In September, French investigators (who are involved because the doomed flight was from Paris to Cairo and the aircraft was designed and built in France) were reported to have found traces of TNT explosive on parts of the aircraft wreckage. However, the French complained that the Egyptians had prevented further examination.
Yesterday's announcement gave no details of the Egyptian tests, so it is difficult to judge their credibility. Commonly-used substances containing glycerin – some cosmetics, for example – can give false positive results when tested for explosives.
A spokeswoman for the French Bureau d'Enquêtes et d'Analyses (BEA) told Reuters:
"In the absence of detailed information on the conditions and ways in which samples were taken leading to the detection of traces of explosives, the BEA considers that it is not possible at this stage to draw conclusions on the origin of the accident."
As with the Russian airliner crash over Sinai last year and the killing of Italian student Giulio Regeni earlier this year, the Egyptian authorities seem more interested in coming up with explanations than suit them politically than in establishing the truth.

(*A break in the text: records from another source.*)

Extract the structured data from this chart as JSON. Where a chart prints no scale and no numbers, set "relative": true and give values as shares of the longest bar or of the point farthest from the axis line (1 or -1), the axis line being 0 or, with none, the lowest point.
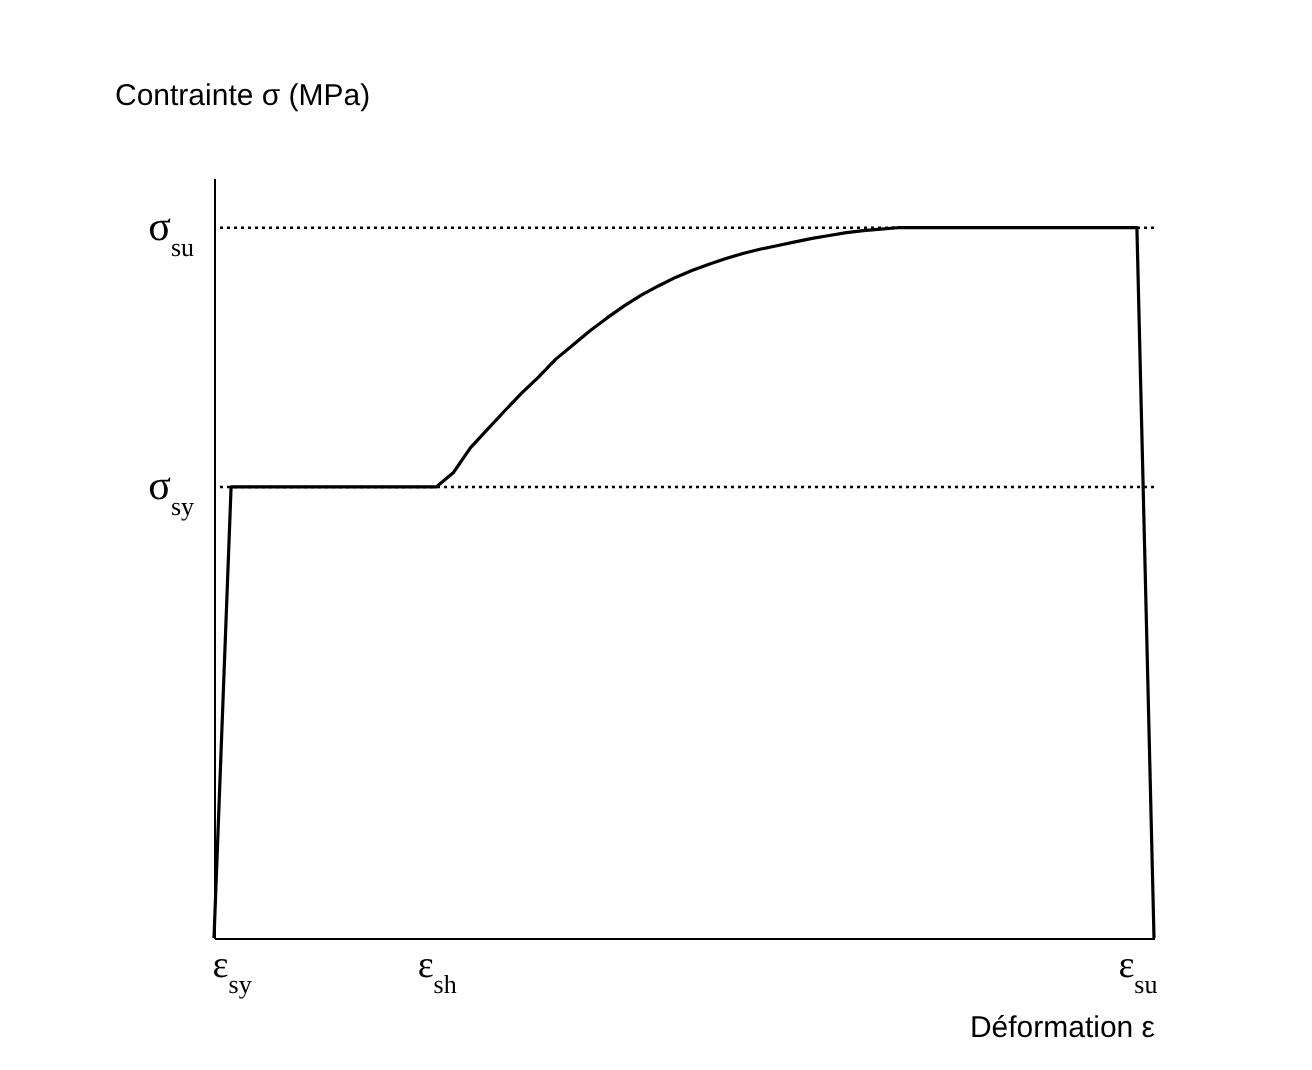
{
  "chart_data": {
    "type": "line",
    "relative": true,
    "xlabel": "Déformation ε",
    "ylabel": "Contrainte σ (MPa)",
    "categories": [
      null,
      "ε$_{sy}$",
      null,
      null,
      null,
      null,
      null,
      null,
      null,
      null,
      null,
      null,
      null,
      "ε$_{sh}$",
      null,
      null,
      null,
      null,
      null,
      null,
      null,
      null,
      null,
      null,
      null,
      null,
      null,
      null,
      null,
      null,
      null,
      null,
      null,
      null,
      null,
      null,
      null,
      null,
      null,
      null,
      null,
      null,
      null,
      null,
      null,
      null,
      null,
      null,
      null,
      null,
      null,
      null,
      null,
      null,
      "ε$_{su}$",
      null
    ],
    "series": [
      {
        "color": "#000000",
        "values": [
          0,
          0.635,
          0.635,
          0.635,
          0.635,
          0.635,
          0.635,
          0.635,
          0.635,
          0.635,
          0.635,
          0.635,
          0.635,
          0.635,
          0.655,
          0.69,
          0.716,
          0.742,
          0.767,
          0.79,
          0.815,
          0.835,
          0.855,
          0.873,
          0.89,
          0.905,
          0.918,
          0.93,
          0.94,
          0.949,
          0.957,
          0.964,
          0.97,
          0.975,
          0.98,
          0.985,
          0.989,
          0.993,
          0.996,
          0.998,
          1,
          1,
          1,
          1,
          1,
          1,
          1,
          1,
          1,
          1,
          1,
          1,
          1,
          1,
          1,
          0
        ]
      }
    ],
    "ref_lines": [
      {
        "axis": "y",
        "value": 1,
        "label": "σ$_{su}$",
        "line_style": "dotted"
      },
      {
        "axis": "y",
        "value": 0.635,
        "label": "σ$_{sy}$",
        "line_style": "dotted"
      }
    ],
    "grid": false,
    "marker": "none",
    "line_style": "solid"
  }
}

Promoting a terrorism theory in connection with MS804 might, at first sight, appear not to be in the Sisi regime's interests. They have been reluctant to accept it as the explanation for the Russian airliner crash (even though the evidence points in that direction) and it could cause further damage to Egypt's battered tourism industry.
However, the announcement about explosive traces aboard MS804 comes just a few days after the bombing of a cathedral in Cairo which killed 25 people, so it's possible the authorities are trying to link these two events.
Perhaps more importantly for the regime, though, a terrorist explanation for the crash would shift the focus of the investigation away from Egypt and towards France, raising questions about whether a bomb was planted on the aircraft in Paris. A report in the New York Times notes:
"In the early months of the investigation, senior Egyptian officials openly favored the bomb theory because it shifted potential blame away from the EgyptAir crew and the company’s maintenance record, and on to the security procedures at Charles de Gaulle Airport, where the flight originated."
Aside from the claims about explosive traces, other evidence points to a fire in the aircraft. Flight data indicated smoke in the avionics bay beneath the cockpit and in an adjacent lavatory. Mention of "fire" was also heard on the cockpit voice recorder.
No group has claimed responsibility for bringing the aircraft down, though IS claimed responsibility for the earlier Sinai crash.